MolliciousIntent · 13/07/2022 20:02

Why the fuck didn't he take her to court? I think he's selling you a sob story and I'd lay good odds he's full of shit.

This. It's not the mother you shouldn't trust it's your "d"H. First he cheated on you then he abandoned his child. Hope that he has at the very least been paying maintenance

Onedayatatime14 · 14/07/2022 11:01

@Spohn we didn't know anything. As far as we were aware she was loved, looked after and healthy. You clearly have issues of your own that you need to deal with.

I haven't reported her. SS were involved as far as I'm aware.

Both parties could have done things differently but they didn't, the past can't be changed.

I stupidly thought people would have some helpful advise to be able to move forward. Not sitting there pointing the finger and calling names, that doesn't help anyone.

OP posts:
Gettingthereslowly2020 · 14/07/2022 11:12

Your boyfriend sounds awful! His daughter's mother takes drugs and has neglected her and he's never even tried to go through court to get custody or even establish proper contact with her? He's never paid child maintenance either? For NINE YEARS? Instead, he had two more children with you who he presumably parents adequately. That poor little girl.

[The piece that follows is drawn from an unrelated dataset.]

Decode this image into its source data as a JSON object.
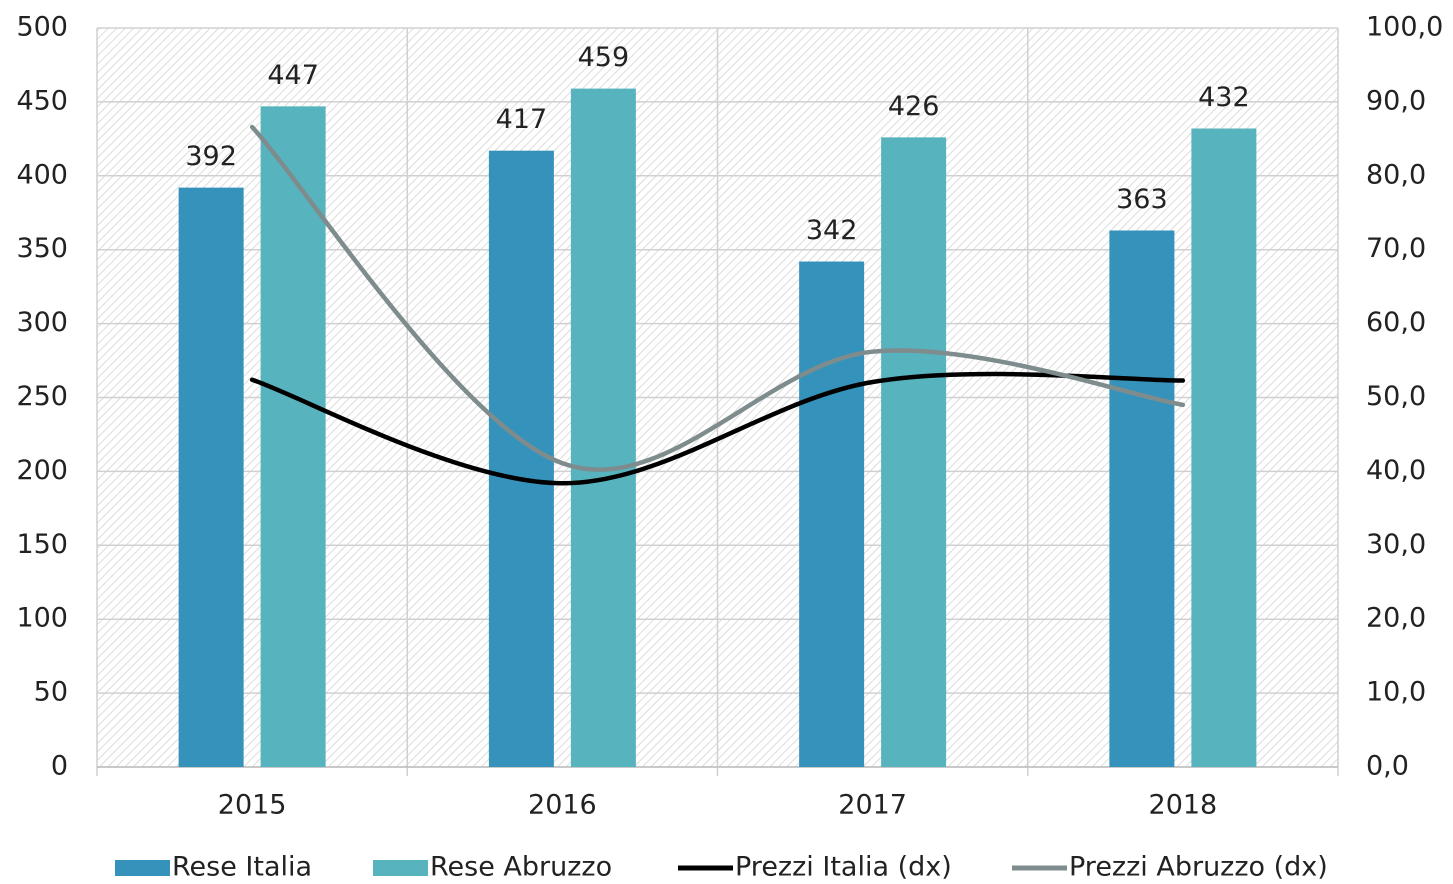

I don't know how you've stayed with him all these years knowing he's not only a cheat but he's also a shit dad (only to his daughter though so that's apparently ok). All these years, your children have been well cared for whilst his little girl has been neglected and living with someone who is taking drugs.

That doesn't answer your question, I know. But like PP, I'm appalled by him. As a parent, your duty is to protect and care for your child at all costs.

I guess all he can do is say sorry for the last 9 years and hope she doesn't feel inferior to his other children. Maybe pay for counselling for her either now or as she gets a little older and the reality of what she's been through hits her. Perhaps the 9 years of unpaid child support can be used to pay for university or a car when she gets older.

PeekAtYou · 14/07/2022 11:14

I stupidly thought people would have some helpful advise to be able to move forward. Not sitting there pointing the finger and calling names, that doesn't help anyone.

It's easy for the adults to move forward and pretend that the past didn't happen but if/when this child realises the life she could have had, she's likely to be trapped in those negative feelings for a lifetime.

I guess that he should be prepared for the possibility that he may ask difficult questions like where he's been the last decade. Even if he's the type of person to keep his emotions closed, she deserves answers to questions like why he's never visited her. Remember that it's much more awkward for her than it is for him. Her mum might not have been able to tell her much about him and may have given her info from 10 years ago which isn't relevant now.

As they don't know each other, asking questions about her and her life is probably the easiest way to go. What kind of music does she like? Who's her best friend ? What's her favourite subject at school? But if she's too nervous to talk then maybe talk about himself so she gets to know him. For example he might like Big Macs, have a birthday in September and support Arsenal.